Yamaha FZ25 Review: Daily commuter with a highway soul

NEW DELHI: The true streetfighter design is something that was missing from the Indian mass bike segment until Yamaha came up with the first-generation FZ16 in 2008. The aggressive styling and meaty 140 section rear tyre of the motorcycle quickly grabbed the attention of enthusiasts who were craving for a dominating yet pocket-friendly ride.

But everything changes with the time and the hunger for power kept increasing. While most have been happy with the 150cc models, there were some willing to get a level-up. Manufacturers introduced a new segment which was perfect for those looking for an affordable performance machine – the entry-level-performance category. Yes, there were some naked sport bikes as well in the category, but the FZ fans were still waiting for something else.

Finally, Yamaha understood the need of its Indian buyers after more than eight years and the result is here.

Design and styling:

While most of the bikes take inspiration from their elder siblings, the FZ25 follows the design lines of the smaller FZs. However, the 250cc model looks slightly bigger and definitely much meaner as compared to its 150cc version.
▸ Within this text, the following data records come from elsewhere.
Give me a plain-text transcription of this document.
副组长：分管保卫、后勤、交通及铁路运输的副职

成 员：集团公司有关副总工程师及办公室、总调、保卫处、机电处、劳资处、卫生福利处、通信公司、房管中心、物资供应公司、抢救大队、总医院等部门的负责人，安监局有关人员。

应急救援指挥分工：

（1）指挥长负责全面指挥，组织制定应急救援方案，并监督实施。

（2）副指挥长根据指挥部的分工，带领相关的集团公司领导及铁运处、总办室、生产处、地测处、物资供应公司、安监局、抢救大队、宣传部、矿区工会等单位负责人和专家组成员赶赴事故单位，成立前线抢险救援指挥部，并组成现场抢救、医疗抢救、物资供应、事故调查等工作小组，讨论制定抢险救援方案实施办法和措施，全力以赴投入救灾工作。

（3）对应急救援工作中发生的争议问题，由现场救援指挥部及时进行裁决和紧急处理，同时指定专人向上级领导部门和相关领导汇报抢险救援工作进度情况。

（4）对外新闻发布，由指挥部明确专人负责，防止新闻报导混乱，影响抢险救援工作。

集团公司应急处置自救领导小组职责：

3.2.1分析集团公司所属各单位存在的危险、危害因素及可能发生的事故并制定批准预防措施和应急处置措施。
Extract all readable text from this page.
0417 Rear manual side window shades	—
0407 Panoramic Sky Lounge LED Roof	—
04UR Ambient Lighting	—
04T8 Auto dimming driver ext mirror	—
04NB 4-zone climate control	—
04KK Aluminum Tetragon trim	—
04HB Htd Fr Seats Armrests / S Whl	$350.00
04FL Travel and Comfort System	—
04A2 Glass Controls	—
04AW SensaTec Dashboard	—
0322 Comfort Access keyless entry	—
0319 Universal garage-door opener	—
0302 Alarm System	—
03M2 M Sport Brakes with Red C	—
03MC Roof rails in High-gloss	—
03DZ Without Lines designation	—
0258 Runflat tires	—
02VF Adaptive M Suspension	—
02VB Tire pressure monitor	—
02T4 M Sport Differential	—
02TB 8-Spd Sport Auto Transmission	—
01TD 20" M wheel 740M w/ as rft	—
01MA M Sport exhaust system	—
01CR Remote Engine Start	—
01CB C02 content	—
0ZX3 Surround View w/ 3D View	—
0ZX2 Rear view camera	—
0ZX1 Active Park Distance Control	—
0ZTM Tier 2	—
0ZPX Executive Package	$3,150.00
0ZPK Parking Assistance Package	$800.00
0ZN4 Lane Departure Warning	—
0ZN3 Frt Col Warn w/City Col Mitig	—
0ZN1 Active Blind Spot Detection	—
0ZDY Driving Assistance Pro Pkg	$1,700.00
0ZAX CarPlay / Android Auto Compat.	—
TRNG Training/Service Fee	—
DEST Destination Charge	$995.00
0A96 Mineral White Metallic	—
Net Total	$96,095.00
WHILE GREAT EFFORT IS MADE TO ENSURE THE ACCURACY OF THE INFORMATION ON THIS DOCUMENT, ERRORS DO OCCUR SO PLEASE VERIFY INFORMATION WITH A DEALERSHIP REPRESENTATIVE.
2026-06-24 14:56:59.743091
The low-slung LED headlamp gives a transformer face to the bike which is further complimented with a masculine 14-litre fuel tank. The chiselled tank cladding gets big air scoops on both sides, adding to the ‘wild’ appeal.

There is an all-digital instrument cluster with lots of information. However, the LCD screen looks a little disappointing in terms of size. The seat cowls are sleek but wide which makes the Yamaha FZ25 look chubby from the rear. However, the stubby exhaust saves them from making the rear profile disproportionate.

The split-seat is a basic and is not new to the segment while the tyre hugger sports a new, smart saree guard. The design of short hugger further compliments the new chain cover that is attached to the box section swingarm. The 10-spoke alloys are also new and look sportier than the five-spoke ones on the smaller FZs.

The quality of the materials used on the bike is quite nice and the fit and finish are also satisfactory. Designed keeping the FZ fans in mind, the model features most of the signature elements from the series but in slightly scaled-up form.


The orange backlit LCD screen on the FZ25’s dashboard is small but informative. Along with the speedo, tacho, odometer and a fuel gauge, it packs a digital clock, two trip meters, and average and instantaneous fuel consumptions. The placement of switches is conventional so one will find it familiar, except the pass integrated into the low/high beam switch.

The white illumination of the always on LED headlamp gives a new feel. However, it is no different from a conventional unit in terms of illumination besides the three LED elements saving on the battery. The tail lamp is an LED unit as well while the turn indicators remain conventional.



Engine and Performance:

Yamaha dropped the idea of liquid-cooling and adapted an oil-cooler for the new 250cc motor. So, basically, it is a single-pod, air-cooled motor that is claimed to deliver 20.9PS of power which might sound little dull but the peak torque output of 20Nm takes the charge to thrill.

The engine feels refined until it crosses 7,000rpm but it won’t be required as the peak torque is available at just 6,000rpm. Achieving the top power makes the pegs and the handlebar alive with vibrations. Fueling sits just right with an electronic fuel injection system and one can feel the instant response of the throttle. And the exhaust note also has a perfect grunt that suits the dominating appeal of the motorcycle.